Our Stories

Milestone Celebration in Seventh Grade: Siyum Sefer Shemot

March 18, 2021 by Devora Hornstein (Faculty and Staff) Shifra Chelst (Faculty and Staff)

This week, seventh grade celebrated their Siyum upon completing the Book of Shemot (Exodus), which they have been learning since fifth grade. In preparation for the siyum, students reflected on their work and learning, and chose different ways of representing the knowledge and skills they had acquired over the multi-year period.

Reflecting on Meaningful Projects: Some students chose to reflect upon projects they had completed over the years and utilized narrated slides and story boards to showcase their classmates’ projects. These included digital representations of the 10 plagues from fifth grade, and comparative art pieces showing multiple commentaries of the splitting of the Red Sea from sixth grade.
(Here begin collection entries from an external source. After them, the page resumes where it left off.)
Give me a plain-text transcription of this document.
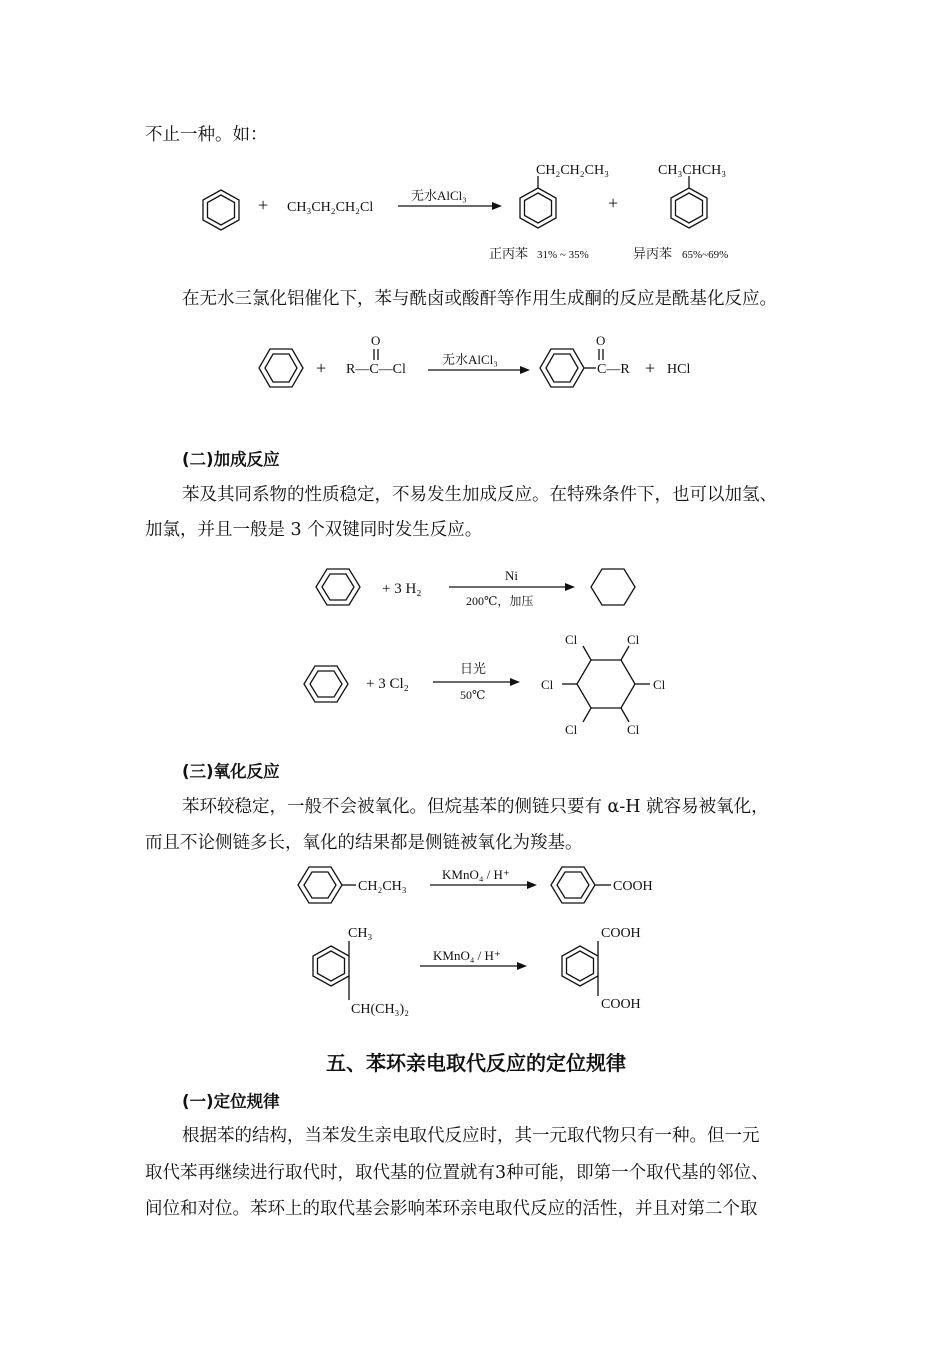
不止一种。如：
+ CH₃CH₂CH₂Cl
无水AlCl₃
CH₂CH₂CH₃
+
CH₃CHCH₃
正丙苯 31% ~ 35%	异丙苯 65%~69%
在无水三氯化铝催化下，苯与酰卤或酸酐等作用生成酮的反应是酰基化反应。
+
O
R—C—Cl
无水AlCl₃
O
C—R + HCl
(二)加成反应
苯及其同系物的性质稳定，不易发生加成反应。在特殊条件下，也可以加氢、
加氯，并且一般是 3 个双键同时发生反应。
+ 3 H₂
Ni
200℃，加压
+ 3 Cl₂
日光
50℃
Cl	Cl
Cl	Cl
Cl	Cl
(三)氧化反应
苯环较稳定，一般不会被氧化。但烷基苯的侧链只要有 α-H 就容易被氧化，
而且不论侧链多长，氧化的结果都是侧链被氧化为羧基。
CH₂CH₃
KMnO₄ / H⁺
COOH
CH₃
CH(CH₃)₂
KMnO₄ / H⁺
COOH
COOH
五、苯环亲电取代反应的定位规律
(一)定位规律
根据苯的结构，当苯发生亲电取代反应时，其一元取代物只有一种。但一元
取代苯再继续进行取代时，取代基的位置就有3种可能，即第一个取代基的邻位、
间位和对位。苯环上的取代基会影响苯环亲电取代反应的活性，并且对第二个取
Another group reflected on the journals they created in sixth grade, in which students put themselves in the story and wrote journal entries as Israelites in the first 40 days of their journey in the Wilderness. Yet another group shared their Grade 6 projects depicting the 10 commandments, while a different group of students focused on seventh grade dioramas of the Mishkan (Tabernacle) and the different services and vessels they each created.

Revisiting Text as Advanced Learners: Other students chose to revisit a topic they had previously learned and approach it from a more in-depth perspective, as more advanced learners. One group chose to focus on Moshe’s evolution as a leader of the Jewish people, and engaged in a nuanced debate about his emotions and motivations. Another group chose to revisit the fifth grade topic of the midwives’ defiance of Pharaoh, and what they represent for us today. A third group parsed the different interpretations of the phrase “a new king arose over Egypt, who didn’t know Yosef.”  A fourth group looked back on their study of the Golden Calf and the top 5 facts they had learned.
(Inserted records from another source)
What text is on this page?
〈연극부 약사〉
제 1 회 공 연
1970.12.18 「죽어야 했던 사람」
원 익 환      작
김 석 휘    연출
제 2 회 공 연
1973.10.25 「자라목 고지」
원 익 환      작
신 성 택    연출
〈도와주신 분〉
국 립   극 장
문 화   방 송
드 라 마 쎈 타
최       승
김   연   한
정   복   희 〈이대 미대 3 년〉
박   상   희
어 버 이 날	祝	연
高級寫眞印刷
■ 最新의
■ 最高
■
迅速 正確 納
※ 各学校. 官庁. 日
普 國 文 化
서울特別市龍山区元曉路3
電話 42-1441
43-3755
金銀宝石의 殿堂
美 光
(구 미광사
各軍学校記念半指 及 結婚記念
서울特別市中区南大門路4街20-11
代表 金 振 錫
Applying Hebrew-Language and Analytical Skills: A third way that students chose to reflect on their years of learning the Book of Shemot was through the skills they have acquired and honed over the years. One group chose to compile “The Top 10 Questions We’ve Asked Over the Years”, focusing on the skills of asking interpretive questions, and responding to the questions of others. Another group compiled “The Top 5 Commentaries We’ve Learned Over the Years,” by actually going back into the text of the commentaries, and re-learning them in Hebrew to gain a deeper level of understanding than they might have achieved as a younger student.

Celebrating the Cycle of Learning:  The final part of a Siyum is traditionally the reading of the last line of the book being completed, followed by the Hadran text, and the reading of the first lines of the next book that will be learned. This represents the continuing cycle of learning that all the students are engaged in. Since COVID restrictions prevented all of us from being together in person, our Siyum was virtual this year and multiple students had the opportunity to share the reading of the traditional Hadran text in the original Hebrew as well as in English. Students also recorded themselves reading and even chanting the last verse of the Book of Shemot, and the first verse of the Book of Bamidbar, which the students will dive into next.

See the video of student presentations.

We closed out the morning by presenting the students with their new Chumash of the Book of Bamidbar (Numbers) to add to their growing collection of Jewish literature. Mazal Tov to the seventh graders and their families!